For tracing intermediate information which is useful to view the handle process
of EH implementation in open64, we added trace option through Get_Trace(). Ther are:
-ttEH:0x0001 Trace EH entry info for each PU
(~/kpro64/be/cg/eh_region.cxx)
-ttEH:0x0002 Trace info of each EH range
(~/kpro64/be/cg/cg.cxx: EH_Prune_Range_List ())
-ttEH:0x0004 Trace the updated info of INITO related to EH region
(~/kpro64/be/be/driver.cxx:Update_EHRegion_Inito ())

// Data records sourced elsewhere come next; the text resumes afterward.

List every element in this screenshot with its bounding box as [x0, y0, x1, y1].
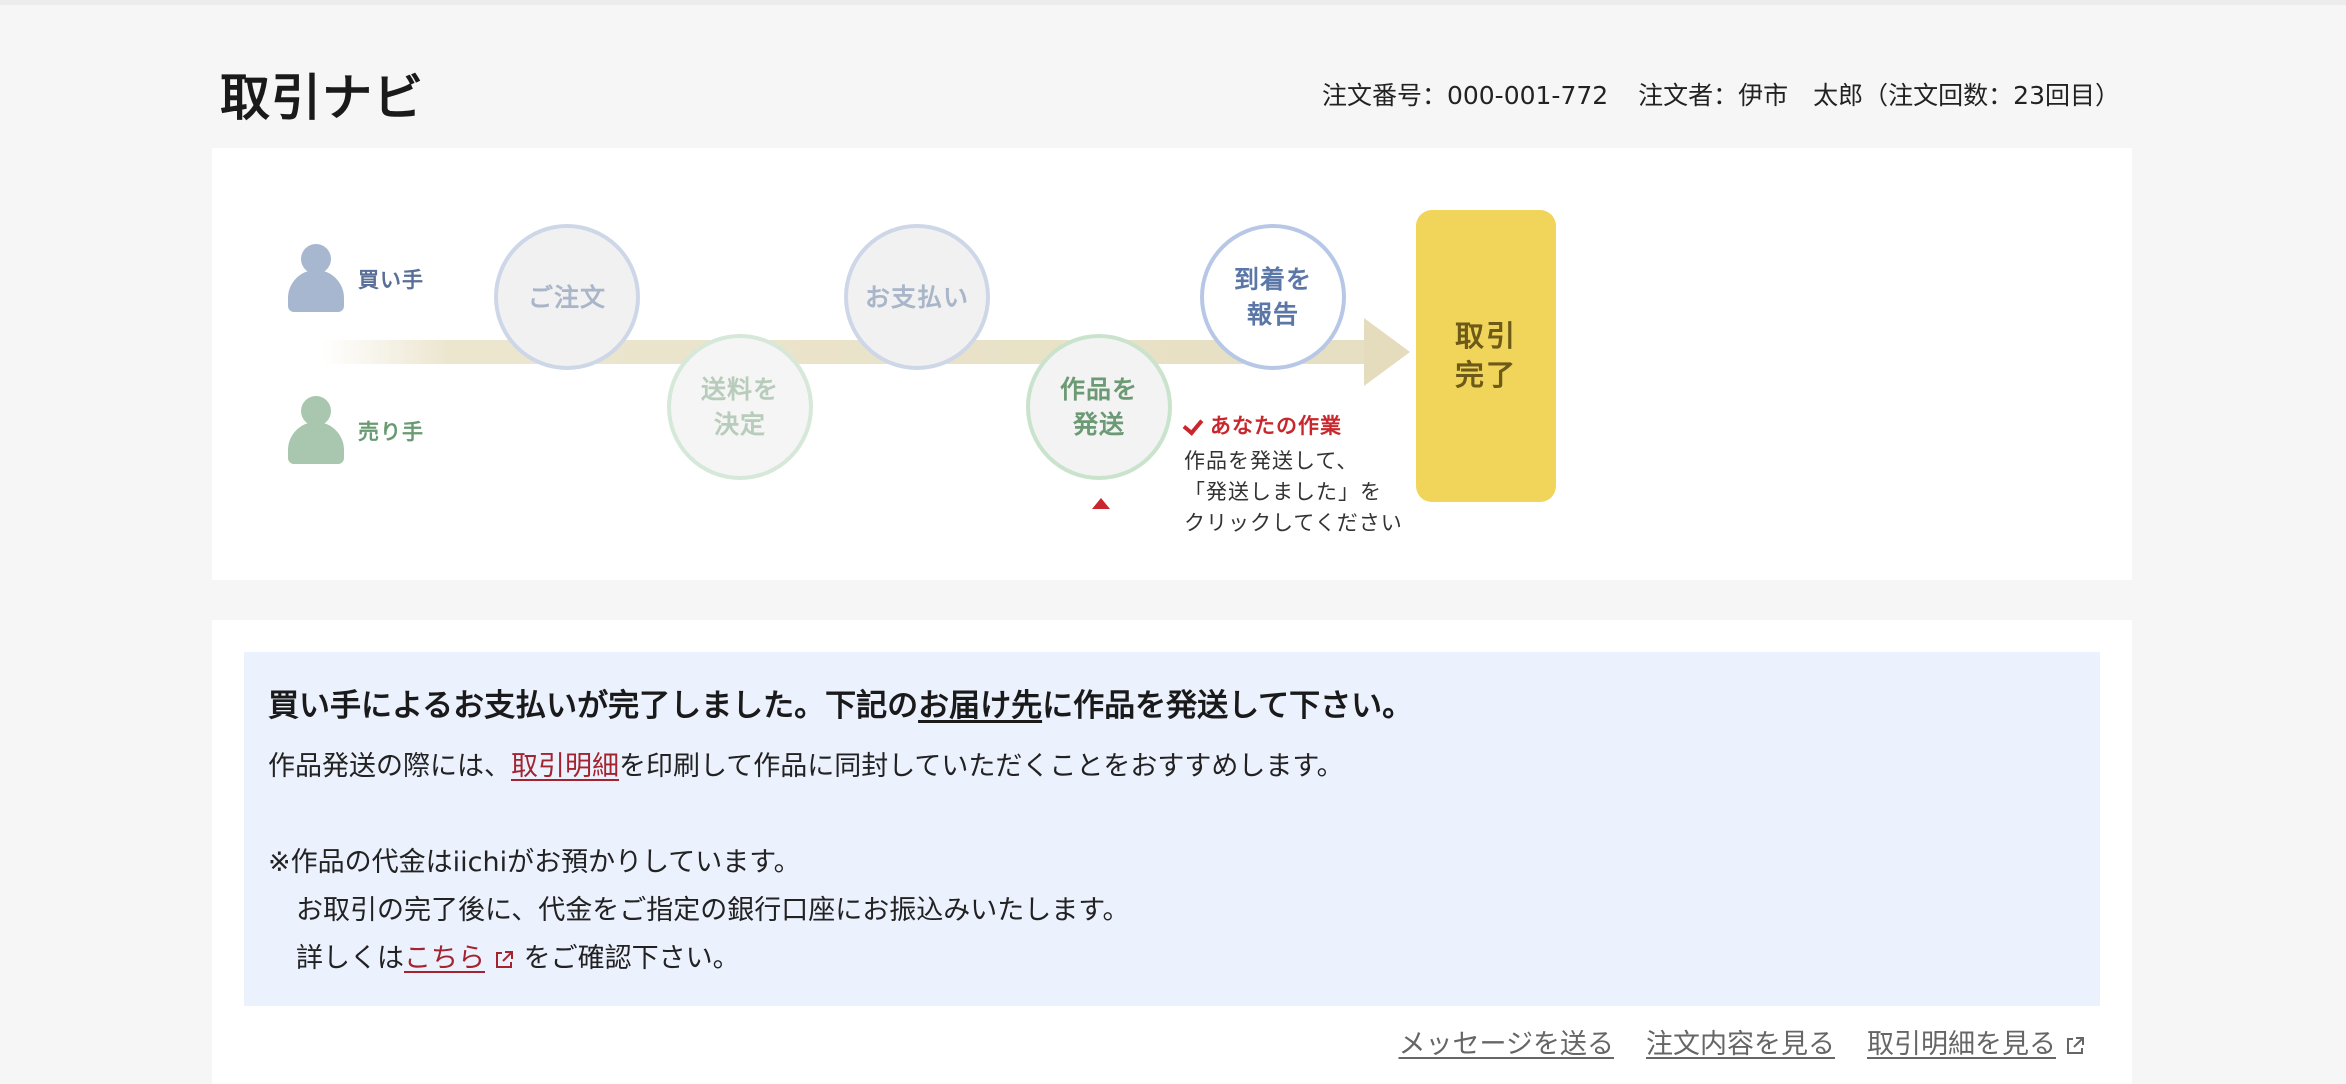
flow-arrow-head	[1364, 318, 1410, 386]
your-task-title: あなたの作業	[1210, 414, 1342, 438]
seller-label: 売り手	[358, 420, 424, 444]
details-text: 詳しくは	[296, 943, 404, 974]
step-report-arrival: 到着を 報告	[1200, 224, 1346, 370]
notice-headline-text: 買い手によるお支払いが完了しました。下記の	[268, 688, 919, 724]
view-statement-link[interactable]: 取引明細を見る	[1867, 1029, 2056, 1060]
print-statement-text-end: を印刷して作品に同封していただくことをおすすめします。	[619, 751, 1344, 782]
seller-icon	[288, 396, 344, 466]
step-order-label: ご注文	[527, 282, 606, 312]
details-text-end: をご確認下さい。	[523, 943, 740, 974]
external-link-icon	[2067, 1036, 2084, 1054]
notice-headline-text-end: に作品を発送して下さい。	[1042, 688, 1414, 724]
your-task-description: 作品を発送して、 「発送しました」を クリックしてください	[1184, 449, 1403, 535]
message-panel: 買い手によるお支払いが完了しました。下記のお届け先に作品を発送して下さい。 作品…	[212, 620, 2132, 1084]
notice-headline: 買い手によるお支払いが完了しました。下記のお届け先に作品を発送して下さい。	[268, 680, 1413, 725]
details-link[interactable]: こちら	[404, 943, 485, 974]
orderer-info: 注文者：伊市 太郎（注文回数：23回目）	[1638, 81, 2120, 110]
order-info: 注文番号：000-001-772 注文者：伊市 太郎（注文回数：23回目）	[1322, 76, 2120, 112]
footer-links: メッセージを送る 注文内容を見る 取引明細を見る	[1367, 1022, 2086, 1061]
payment-held-note: ※作品の代金はiichiがお預かりしています。	[268, 847, 801, 878]
page-title: 取引ナビ	[220, 69, 424, 127]
your-task: あなたの作業 作品を発送して、 「発送しました」を クリックしてください	[1184, 410, 1403, 539]
transaction-flow-panel: 買い手 売り手 ご注文 送料を 決定 お支払い 作品を 発送 到着を 報告 あな…	[212, 148, 2132, 580]
step-payment-label: お支払い	[864, 282, 969, 312]
send-message-link[interactable]: メッセージを送る	[1399, 1029, 1614, 1060]
checkmark-icon	[1184, 415, 1204, 435]
transfer-note: お取引の完了後に、代金をご指定の銀行口座にお振込みいたします。	[296, 895, 1130, 926]
buyer-icon	[288, 244, 344, 314]
notice-box: 買い手によるお支払いが完了しました。下記のお届け先に作品を発送して下さい。 作品…	[244, 652, 2100, 1006]
step-order: ご注文	[494, 224, 640, 370]
step-transaction-complete: 取引 完了	[1416, 210, 1556, 502]
step-shipping-fee-label: 送料を 決定	[700, 375, 779, 439]
step-report-arrival-label: 到着を 報告	[1233, 265, 1312, 329]
print-statement-text: 作品発送の際には、	[268, 751, 511, 782]
current-step-marker-icon	[1092, 498, 1110, 509]
view-order-link[interactable]: 注文内容を見る	[1646, 1029, 1835, 1060]
statement-link[interactable]: 取引明細	[511, 751, 619, 782]
buyer-label: 買い手	[358, 268, 424, 292]
external-link-icon	[496, 950, 513, 968]
print-statement-line: 作品発送の際には、取引明細を印刷して作品に同封していただくことをおすすめします。	[268, 744, 1344, 783]
top-border	[0, 0, 2346, 5]
step-ship-item: 作品を 発送	[1026, 334, 1172, 480]
delivery-address-link[interactable]: お届け先	[918, 688, 1042, 724]
step-ship-item-label: 作品を 発送	[1059, 375, 1138, 439]
step-shipping-fee: 送料を 決定	[667, 334, 813, 480]
order-number: 注文番号：000-001-772	[1321, 81, 1609, 110]
step-payment: お支払い	[844, 224, 990, 370]
details-line: 詳しくはこちら をご確認下さい。	[296, 936, 740, 975]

-ttEH:0x0008 Trace LSDA info for each PU
(~/kpro64/be/cg/eh_region.cxx)
(These trace option also equals to -tt74:0x0001, -tt74:0x0002, -tt74:0x0004, -tt74:0x0008, respectively)
7. Future work
1. Accelerate the excution of 252.eon in spec2000, which has about 5% performance
regression. This has been done partially. One can improve the EH's performance more
aggressive, which means reduce the run time of program built with "-fexceptions"
(the performance is optimal when it's performance equals to that built with -fno-exceptions),
by means of removing extra added EH ranges when considering system call, such as "printf",
since systems calls never throw exceptions.

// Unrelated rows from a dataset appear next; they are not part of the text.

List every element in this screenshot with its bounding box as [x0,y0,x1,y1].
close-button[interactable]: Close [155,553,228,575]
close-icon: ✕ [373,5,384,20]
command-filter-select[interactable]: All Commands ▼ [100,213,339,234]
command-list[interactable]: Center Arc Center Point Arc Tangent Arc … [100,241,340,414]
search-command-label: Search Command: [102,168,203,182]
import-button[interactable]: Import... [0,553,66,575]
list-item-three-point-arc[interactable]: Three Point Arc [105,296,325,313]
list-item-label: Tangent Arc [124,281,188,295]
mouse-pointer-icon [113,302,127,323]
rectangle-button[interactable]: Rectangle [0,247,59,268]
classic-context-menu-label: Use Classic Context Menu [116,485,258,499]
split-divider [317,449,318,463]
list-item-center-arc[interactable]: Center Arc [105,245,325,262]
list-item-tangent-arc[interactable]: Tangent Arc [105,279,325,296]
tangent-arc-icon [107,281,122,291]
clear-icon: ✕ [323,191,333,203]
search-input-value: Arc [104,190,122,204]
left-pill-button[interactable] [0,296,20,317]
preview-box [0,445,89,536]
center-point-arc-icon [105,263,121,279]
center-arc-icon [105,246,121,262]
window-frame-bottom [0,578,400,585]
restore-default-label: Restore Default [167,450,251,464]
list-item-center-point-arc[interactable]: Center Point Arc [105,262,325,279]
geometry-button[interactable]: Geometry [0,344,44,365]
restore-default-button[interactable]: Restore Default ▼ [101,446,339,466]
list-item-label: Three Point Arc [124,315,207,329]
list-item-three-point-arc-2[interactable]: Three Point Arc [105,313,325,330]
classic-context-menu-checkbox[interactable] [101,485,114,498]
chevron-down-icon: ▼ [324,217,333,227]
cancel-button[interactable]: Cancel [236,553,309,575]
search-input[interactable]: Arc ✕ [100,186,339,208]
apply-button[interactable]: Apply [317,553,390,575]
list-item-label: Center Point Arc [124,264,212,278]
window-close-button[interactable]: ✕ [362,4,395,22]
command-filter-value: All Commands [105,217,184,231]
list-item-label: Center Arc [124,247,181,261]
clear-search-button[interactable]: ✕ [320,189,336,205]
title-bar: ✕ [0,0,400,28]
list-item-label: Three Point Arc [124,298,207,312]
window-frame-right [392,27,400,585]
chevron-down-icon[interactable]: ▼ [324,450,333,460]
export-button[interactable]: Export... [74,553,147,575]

Below is the details of performance difference before/after optimization of EH implementation:
(1). SPEC2000
252.eon 184/180 (2.2%)
(2). SPEC2006
471.omnetpp 1494/1478 (1.1%)
473.aster 1161/1151 (0.9%)
453.povray 812/783 (3.57%)
(3). CERN Distribution 8
testTRandom3 63.148/60.518 (4.12%)
testTGeoPgon 81.675/79.055 (3.2%)
testTGeoBBox 87.631/83.242 (5.01%)
testMatrixInversion 163.29/161.77 (1%)
testG4Mag_EqRhs 88.522/83.694 (5.45%)
testG4Tubs 64.411/62.455 (3.03%)
(4). CERN Distribution 7
testTRandom3 63.121/60.489 (4.17%)
testTGeoArb8 95.928/93.136 (2.5%)
testTGeoPgon 81.501/79.476 (2.49%)
testTGeoBBox 87.631/83.242 (5.01%)
2. More bugs may be exposed in later high level optimization with/without consideration of eh.

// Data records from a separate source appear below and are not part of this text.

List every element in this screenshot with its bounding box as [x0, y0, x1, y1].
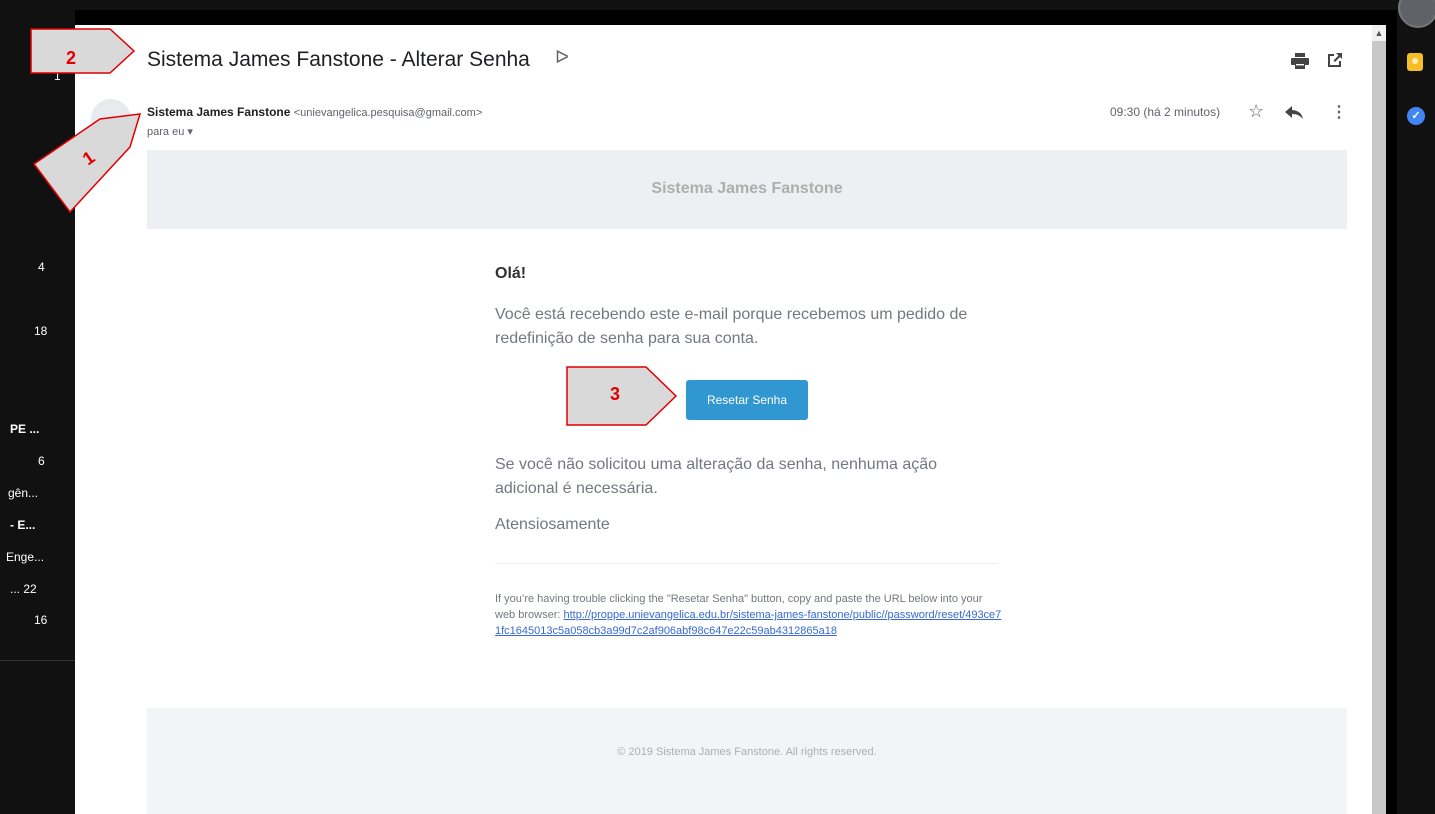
nav-count[interactable]: 4 [38, 260, 45, 274]
nav-count[interactable]: 18 [34, 324, 47, 338]
callout-3-arrow [566, 366, 678, 426]
reply-icon[interactable] [1285, 104, 1303, 120]
nav-divider [0, 660, 75, 661]
scroll-up-arrow-icon[interactable]: ▲ [1372, 25, 1386, 41]
nav-label[interactable]: PE ... [10, 422, 39, 436]
open-in-new-window-icon[interactable] [1327, 52, 1343, 68]
nav-label[interactable]: - E... [10, 518, 35, 532]
recipient-details-toggle[interactable]: para eu ▾ [147, 125, 193, 138]
email-subject: Sistema James Fanstone - Alterar Senha [147, 48, 530, 71]
body-divider [495, 563, 998, 564]
callout-2-label: 2 [66, 48, 77, 68]
more-options-icon[interactable]: ⋮ [1331, 102, 1347, 122]
top-bar [0, 0, 1435, 10]
signoff: Atensiosamente [495, 516, 610, 533]
nav-count[interactable]: 16 [34, 613, 47, 627]
keep-icon[interactable] [1407, 53, 1423, 71]
email-header-title: Sistema James Fanstone [651, 180, 843, 197]
email-view: Sistema James Fanstone - Alterar Senha ᐅ… [75, 25, 1372, 814]
sender-line: Sistema James Fanstone <unievangelica.pe… [147, 105, 482, 119]
reset-password-button[interactable]: Resetar Senha [686, 380, 808, 420]
sender-email: <unievangelica.pesquisa@gmail.com> [293, 107, 483, 119]
importance-marker-icon[interactable]: ᐅ [555, 47, 569, 68]
trouble-text: If you’re having trouble clicking the "R… [495, 591, 1005, 639]
nav-count[interactable]: 6 [38, 454, 45, 468]
scrollbar[interactable] [1372, 25, 1386, 814]
sender-name[interactable]: Sistema James Fanstone [147, 105, 290, 119]
nav-label[interactable]: Enge... [6, 550, 44, 564]
header-divider [147, 228, 1347, 229]
star-icon[interactable]: ☆ [1248, 101, 1264, 122]
email-header-band: Sistema James Fanstone [147, 150, 1347, 228]
nav-count[interactable]: ... 22 [10, 582, 37, 596]
email-footer: © 2019 Sistema James Fanstone. All right… [147, 708, 1347, 814]
footer-copyright: © 2019 Sistema James Fanstone. All right… [617, 746, 877, 758]
print-icon[interactable] [1291, 53, 1309, 69]
tasks-icon[interactable]: ✓ [1407, 107, 1425, 125]
callout-3-label: 3 [610, 384, 621, 404]
callout-2-arrow [30, 28, 136, 74]
nav-label[interactable]: gên... [8, 486, 38, 500]
reset-url-link[interactable]: http://proppe.unievangelica.edu.br/siste… [495, 609, 1001, 637]
email-date: 09:30 (há 2 minutos) [1110, 105, 1221, 119]
outro-paragraph: Se você não solicitou uma alteração da s… [495, 456, 938, 497]
intro-paragraph: Você está recebendo este e-mail porque r… [495, 306, 968, 347]
greeting: Olá! [495, 265, 527, 282]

These bugs are expected to be fixed in the release of open64-2.0.
Reference
[1]. Code Sourcery, "Itanium C++ ABI: Exception Handling ($Revision: 1.22 $)",
http://www.codesourcery.com/cxx-abi/abi-eh.html.
[2]. Intel Itanium Processor specific Application Binary Interface, Section 6: Libraries.
[3]. Intel Itanium Software Conventions and Runtime Architecture Guide,
Section 11: Stack Unwinding and Exception Handling.